Progress has slowed towards closing the gap between the most and least advantaged students starting degrees at top universities, new data from Ucas has shown.
Data published by the university-admissions body reveals a record 19.7 per cent of young people classified as living in the most disadvantaged areas of the UK were accepted to start a course in September 2018.
This was up 0.4 percentage points, and 1.8 per cent proportionally, from 2017.
However, students from the most advantaged areas remain more tan 2.3 times more likely to start an undergraduate course than those from the most disadvantaged areas.
Ucas found that progress has slowed in decreasing the ratio of advantaged to disadvantaged students attending the highest-tariff universities.

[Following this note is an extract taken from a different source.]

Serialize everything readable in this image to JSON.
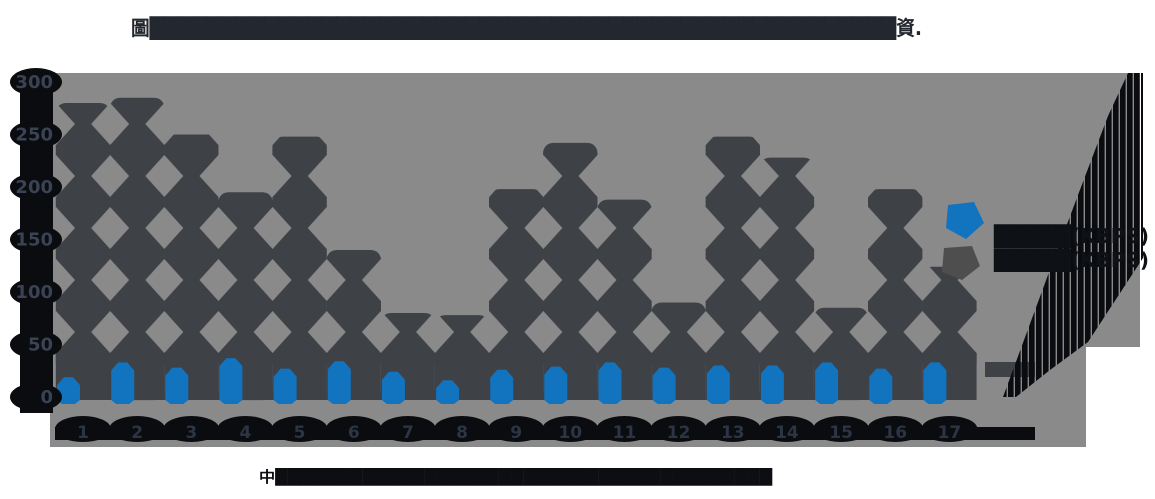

Young people from the most advantaged areas are 5.74 times more likely to study at a higher-tariff university than those from the most disadvantaged areas.
While the gap at higher-tariff universities has reduced every year since 2009, this year’s reduction was only about a fifth of that seen in recent years.
Clare Marchant, Ucas’ chief executive, said: “While it’s encouraging to see record levels of students from the most disadvantaged areas going to university, the slow progress in closing the gap is disheartening.
“It’s clear that targeted outreach activities need to continue, highlighting to students from all backgrounds the experience, challenge and opportunities degree study can bring.”
The statistics also show that women across the UK continue to be more likely to enter higher education, with 38.3 per cent of 18-year-olds starting a course, compared with 28 per cent of young men.